Prior to the search, the Humane Society invited the News and a local television station to accompany the officers during the execution of the warrant. The newspaper accepted the invitation, the television station declined.

The search resulted in the seizure of nearly 40 cats, a dog, and a dozen ducklings, none of whom was sick or injured, Trott noted. Several articles concerning Brunette, authored by Dewar, later appeared in the News.

Brunette was charged with criminal animal neglect. The case was thrown out, however, after the Ventura Superior Court Appellate Department ruled that the Humane Society had no authority to execute a search warrant under the law in effect at the time.

Cause of Action

Brunette then sued the Humane Society, along with Dewar and the company that publishes the newspaper, on multiple theories, including violation of civil rights, conversion, trespass, and invasion of privacy. The Humane Society settled, but the case against the newspaper was dismissed by U.S. District Judge Dickran Tevrizian of the U.S. District Court for the Central District of California for failure to state a cause of action.

The district judge was correct, Trott said. The media defendants, unlike the Humane Society offers, were not acting as agents of the state and cannot be held liable under Sec. 1983.
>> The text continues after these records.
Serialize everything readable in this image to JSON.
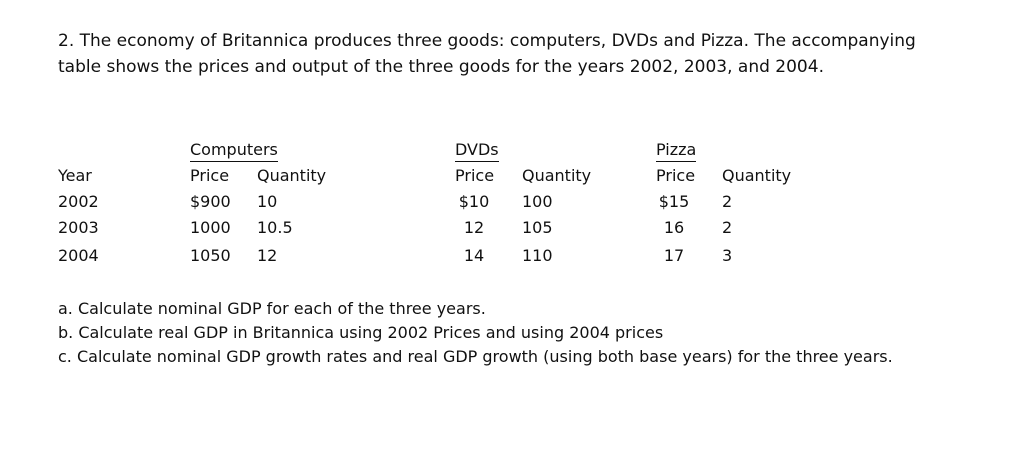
{
  "intro": {
    "line1": "2. The economy of Britannica produces three goods: computers, DVDs and Pizza. The accompanying",
    "line2": "table shows the prices and output of the three goods for the years 2002, 2003, and 2004."
  },
  "table": {
    "year_header": "Year",
    "groups": {
      "computers": "Computers",
      "dvds": "DVDs",
      "pizza": "Pizza"
    },
    "price_label": "Price",
    "quantity_label": "Quantity",
    "rows": [
      {
        "year": "2002",
        "comp_price": "$900",
        "comp_qty": "10",
        "dvd_price": "$10",
        "dvd_qty": "100",
        "pizza_price": "$15",
        "pizza_qty": "2"
      },
      {
        "year": "2003",
        "comp_price": "1000",
        "comp_qty": "10.5",
        "dvd_price": "12",
        "dvd_qty": "105",
        "pizza_price": "16",
        "pizza_qty": "2"
      },
      {
        "year": "2004",
        "comp_price": "1050",
        "comp_qty": "12",
        "dvd_price": "14",
        "dvd_qty": "110",
        "pizza_price": "17",
        "pizza_qty": "3"
      }
    ]
  },
  "questions": {
    "a": "a. Calculate nominal GDP for each of the three years.",
    "b": "b. Calculate real GDP in Britannica using 2002 Prices and using 2004 prices",
    "c": "c. Calculate nominal GDP growth rates and real GDP growth (using both base years) for the three years."
  }
}
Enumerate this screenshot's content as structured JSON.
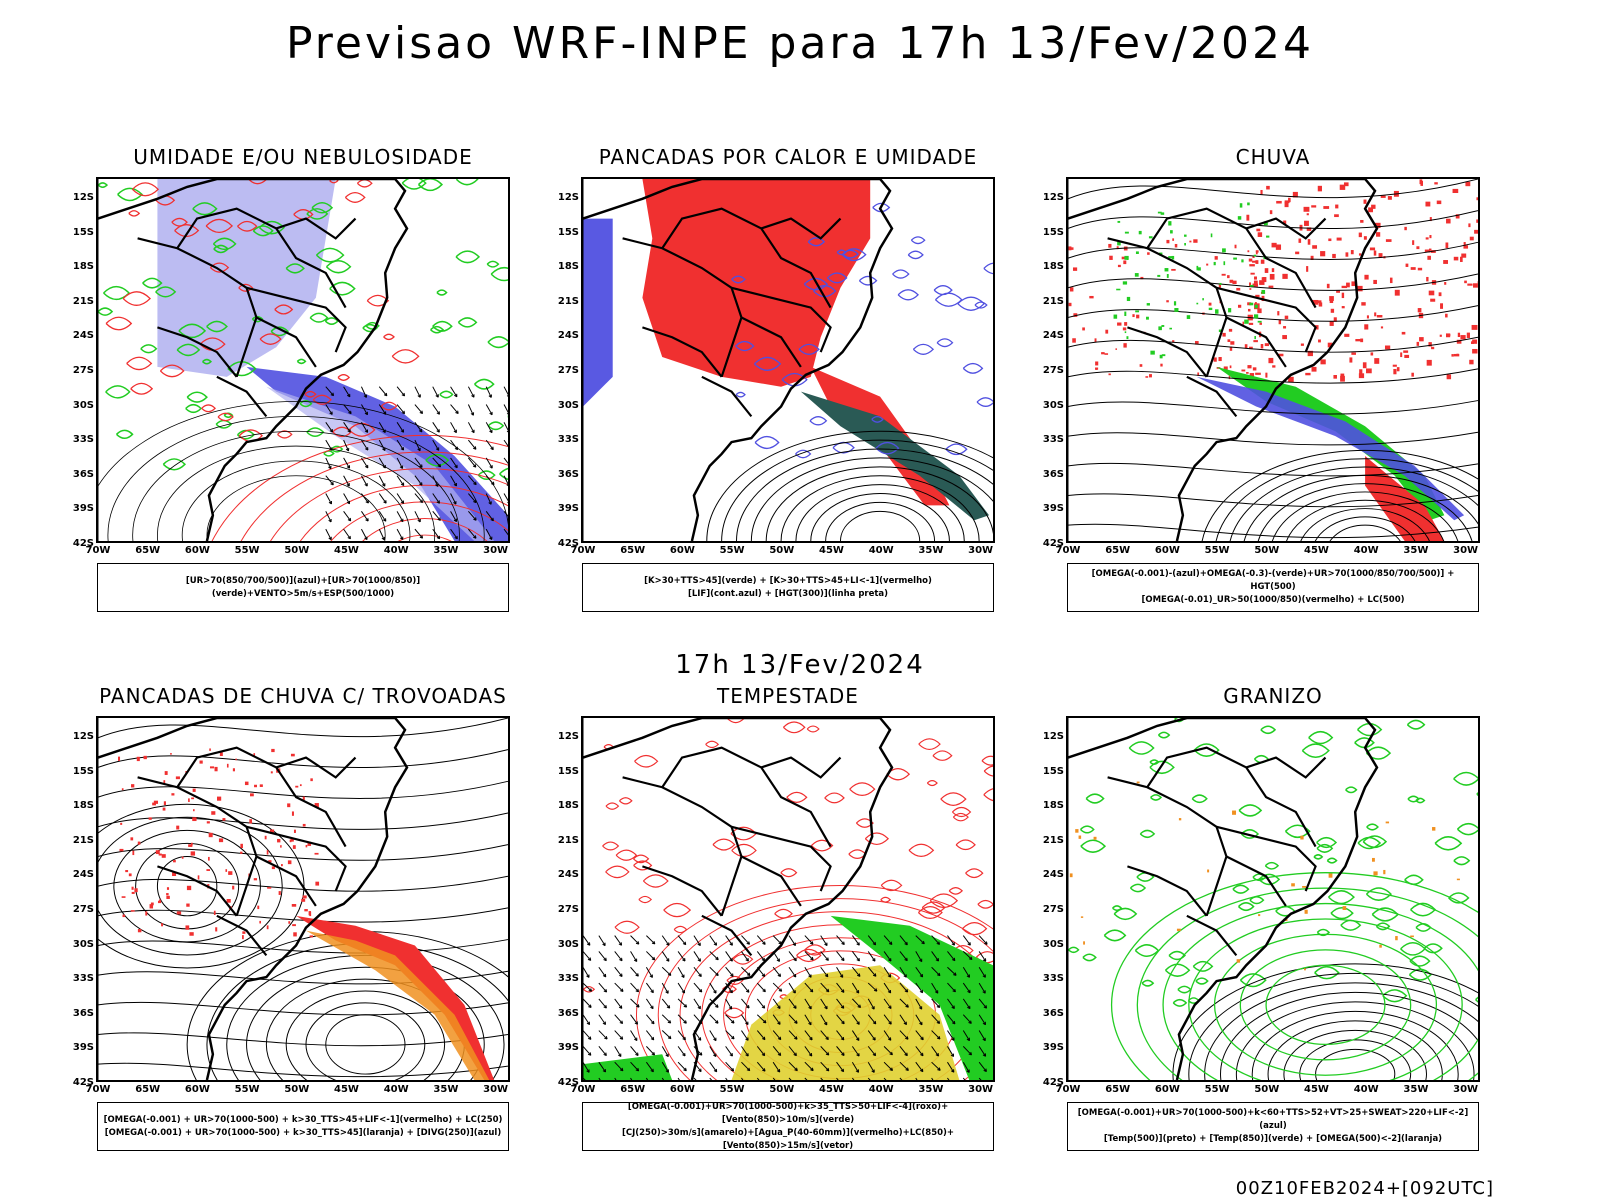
{
  "title": "Previsao WRF-INPE  para 17h 13/Fev/2024",
  "mid_time": "17h 13/Fev/2024",
  "footer": "00Z10FEB2024+[092UTC]",
  "lat_labels": [
    "12S",
    "15S",
    "18S",
    "21S",
    "24S",
    "27S",
    "30S",
    "33S",
    "36S",
    "39S",
    "42S"
  ],
  "lon_labels": [
    "70W",
    "65W",
    "60W",
    "55W",
    "50W",
    "45W",
    "40W",
    "35W",
    "30W"
  ],
  "colors": {
    "blue": "#3030ff",
    "green": "#22cc22",
    "red": "#f03030",
    "lavender": "#b0b0f0",
    "darkteal": "#2a5a55",
    "orange": "#f09020",
    "yellow": "#e0d030",
    "royal": "#5050e0"
  },
  "panels": [
    {
      "id": "umidade",
      "title": "UMIDADE E/OU NEBULOSIDADE",
      "legend": [
        "[UR>70(850/700/500)](azul)+[UR>70(1000/850)](verde)+VENTO>5m/s+ESP(500/1000)"
      ]
    },
    {
      "id": "pancadas-calor",
      "title": "PANCADAS POR CALOR E UMIDADE",
      "legend": [
        "[K>30+TTS>45](verde) + [K>30+TTS>45+LI<-1](vermelho)",
        "[LIF](cont.azul) + [HGT(300)](linha preta)"
      ]
    },
    {
      "id": "chuva",
      "title": "CHUVA",
      "legend": [
        "[OMEGA(-0.001)-(azul)+OMEGA(-0.3)-(verde)+UR>70(1000/850/700/500)] + HGT(500)",
        "[OMEGA(-0.01)_UR>50(1000/850)(vermelho) + LC(500)"
      ]
    },
    {
      "id": "pancadas-trovoadas",
      "title": "PANCADAS DE CHUVA C/ TROVOADAS",
      "legend": [
        "[OMEGA(-0.001) + UR>70(1000-500) + k>30_TTS>45+LIF<-1](vermelho) + LC(250)",
        "[OMEGA(-0.001) + UR>70(1000-500) + k>30_TTS>45](laranja) + [DIVG(250)](azul)"
      ]
    },
    {
      "id": "tempestade",
      "title": "TEMPESTADE",
      "legend": [
        "[OMEGA(-0.001)+UR>70(1000-500)+k>35_TTS>50+LIF<-4](roxo)+[Vento(850)>10m/s](verde)",
        "[CJ(250)>30m/s](amarelo)+[Agua_P(40-60mm)](vermelho)+LC(850)+[Vento(850)>15m/s](vetor)"
      ]
    },
    {
      "id": "granizo",
      "title": "GRANIZO",
      "legend": [
        "[OMEGA(-0.001)+UR>70(1000-500)+k<60+TTS>52+VT>25+SWEAT>220+LIF<-2](azul)",
        "[Temp(500)](preto) + [Temp(850)](verde) + [OMEGA(500)<-2](laranja)"
      ]
    }
  ]
}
The media did not act jointly with the officers, Trott said, distinguishing Berger v. Hanlon, 129 F.3d 505 (9th Cir. 1997). The court in Berger held that the owners of property searched by agents of the Fish and Wildlife Service could sue Cable News Network for its “inextricable involvement...with both the planning and execution of” the search.

In this case, Trott explained, the media was not involved in planning the search, but merely accepted an invitation from the enforcing agency to be present.

No Planning

“Unlike CNN in Berger, the Media neither planned the raid nor participated in any pre-raid briefings. Nor did the Humane Society in this case disclose to the Media any confidential information like the USFWS disclosed to CNN in Berger,” the judge wrote. “Moreover, Dewar arrived at Brunette’s ranch independently in his own vehicle, after the Humane Society had cut the gate lock and begun to search.”

Trott further contrasted the Humane Society’s invitation to Dewar, who acted on his own and used his own equipment, with the CNN employees who were “outfitted with video cameras” and “surreptitiously miked for sound,” the judge explained.

Judges Sidney R. Thomas and Kim McLane Wardlaw joined in the opinion.

The appeal was argued by Henry H. Rossbacher of Rossbacher & Associates for the plaintiff and Kelli L. Sager of Davis Wright Tremaine LLP for the defendants.